Lições a partir de carta com ideações suicidas

  • A análise de cartas de suicidas revela, com freqüência, parte da trama que levaram à tentativa ou ao suicídio.


Não sou a mãe dos filhos dele


"Eu sei que muitas pessoas provavelmente vão pensar que minha razão para contemplar o suicídio é estúpida, mas não dá para agüentar essa dor. Acabo de descobrir que meu companheiro de sete anos vai ter uma segunda criança com outra pessoa. Ele já teve um filho com outra mulher há menos de três meses.


Eu sei que eu poderia sair dessa mudando ou fugindo, mas não consigo fazer isso. Eu acho que a única maneira de sair dessa é morrendo. Quem sabe se, então, ele sentiria a dor que eu sinto? Talvez hoje eu tome muitos comprimidos de dormir e não acorde mais. Então minha mente ficará em paz e meu coração não doerá mais. Espero que DEUS me perdoe."


Ressalto, nessa carta, alguns pontos que se encontraram para produzir esse resultado:


A irresponsabilidade do parceiro que tem dois filhos fora dessa relação.
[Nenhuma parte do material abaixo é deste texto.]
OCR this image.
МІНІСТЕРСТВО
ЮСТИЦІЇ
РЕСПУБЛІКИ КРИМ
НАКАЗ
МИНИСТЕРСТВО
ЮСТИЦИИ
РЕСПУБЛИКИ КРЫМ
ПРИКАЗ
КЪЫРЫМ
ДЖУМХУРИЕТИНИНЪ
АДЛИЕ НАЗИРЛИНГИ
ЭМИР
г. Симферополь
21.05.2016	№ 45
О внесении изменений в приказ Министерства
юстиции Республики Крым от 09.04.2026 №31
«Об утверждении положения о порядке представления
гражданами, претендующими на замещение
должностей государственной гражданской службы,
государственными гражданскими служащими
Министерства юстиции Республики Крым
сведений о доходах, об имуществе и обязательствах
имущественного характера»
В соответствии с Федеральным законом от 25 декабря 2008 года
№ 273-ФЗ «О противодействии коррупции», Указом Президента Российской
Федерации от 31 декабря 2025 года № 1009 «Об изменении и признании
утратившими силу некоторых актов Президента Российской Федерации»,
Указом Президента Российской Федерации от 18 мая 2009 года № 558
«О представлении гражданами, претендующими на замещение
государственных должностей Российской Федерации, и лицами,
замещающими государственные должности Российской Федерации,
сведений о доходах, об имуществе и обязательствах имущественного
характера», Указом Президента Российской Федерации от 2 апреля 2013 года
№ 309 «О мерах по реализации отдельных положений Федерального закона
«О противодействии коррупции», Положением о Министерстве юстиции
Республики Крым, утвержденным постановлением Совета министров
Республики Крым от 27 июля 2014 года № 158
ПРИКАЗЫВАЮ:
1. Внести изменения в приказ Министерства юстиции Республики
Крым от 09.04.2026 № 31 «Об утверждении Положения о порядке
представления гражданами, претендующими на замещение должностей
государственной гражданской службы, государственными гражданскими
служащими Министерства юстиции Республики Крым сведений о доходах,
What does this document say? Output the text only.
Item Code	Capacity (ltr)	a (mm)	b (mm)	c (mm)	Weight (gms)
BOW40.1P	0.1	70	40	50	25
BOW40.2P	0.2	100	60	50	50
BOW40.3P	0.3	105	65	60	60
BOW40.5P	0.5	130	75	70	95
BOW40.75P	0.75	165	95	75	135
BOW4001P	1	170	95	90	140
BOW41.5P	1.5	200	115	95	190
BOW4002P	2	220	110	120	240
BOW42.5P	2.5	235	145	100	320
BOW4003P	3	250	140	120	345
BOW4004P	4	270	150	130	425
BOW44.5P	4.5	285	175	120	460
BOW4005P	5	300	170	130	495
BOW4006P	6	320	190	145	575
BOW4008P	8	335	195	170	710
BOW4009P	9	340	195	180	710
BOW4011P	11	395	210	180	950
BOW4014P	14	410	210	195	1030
Supondo que a relação com a mulher que escreveu a carta seja, por acordo, única ou primária (que aceita outras, secundárias), o comportamento irresponsável do parceiro em transar sem cuidado e contribuir para duas gravidezes é uma variável importante em muitas tentativas e em muitos suicídios. Um comportamento sexualmente responsável do parceiro eliminaria o problema.


A incapacidade, infelizmente muito freqüente, de aceitar a maternidade (ou paternidade) psicológica dos filhos do parceiro (a). Os adeptos da biologia social consideram esse comportamento funcional para a preservação de linhagens, chegando a falar de genes "egoístas". Meu olhar é diferente e se concentra na rejeição dos filhos do outro e da maternidade não biológica, que é muito forte e deu lugar ao título que a missivista deu à própria carta. A aceitação psicológica real dos filhos do parceiro eliminaria o problema.


Por razões desconhecidas, a autora rejeita a possibilidade de, simplesmente, mudar de casa, de deixá-lo ou, vendo de outra maneira, de fugir da situação. O porquê não fica claro.


A expressão "Quem sabe se, então, ele sentiria a dor que eu sinto?" mostra que há um componente agressivo nessa carta, o que foi identificado e desenvolvido por Karl Menninger. A multiplicidade de outras justificativas de tipo diferente classificaria esse suicídio, tentativa ou ideação como "misto".


Finalmente, a expressão "Espero que DEUS me perdoe." revela como a adaptação da religião para atender a justificativas pessoais também foi essencial para facilitar essa ideação suicida. Escrita num país de cristãos (com grande maioria de católicos e protestantes), presumo que o Deus a que a autora se refere seja o da Bíblia. Tanto na vertente protestante quanto na católica, sobretudo na última, o suicídio não é aceitável. As modificações introduzidas pela autora no que essas religiões prescrevem reduzem o poder inibidor da religião em relação ao suicídio.


Não sabemos o que aconteceu com essa pessoa. Se, simplesmente, parou de escrever, se terminaram as ideações suicidas, se tentou, não conseguiu, ou se efetivamente se suicidou. Não obstante, a carta, traduzida e com a gramática editada, ilustra como mudança em qualquer uma de várias das circunstâncias alteraria o resultado.


Além disso, vemos como políticas públicas poderiam reduzir ocorrências semelhantes:


Através de campanha de sexo protegido e de paternidade responsável;


Através de instituições que facilitem a saída de mulheres de relações que elas consideram opressoras;


Através de campanhas que facilitem a maternidade e a paternidade psicológica, mas não biológica;


Através de instituições que facilitem o atendimento, aconselhamento e terapia de pessoas em situações difíceis, inclusive em relações difíceis;


Através de campanhas das igrejas para que seus fiéis não recriem Deus de forma personalizada, de maneira a atender aos impulsos de cada um.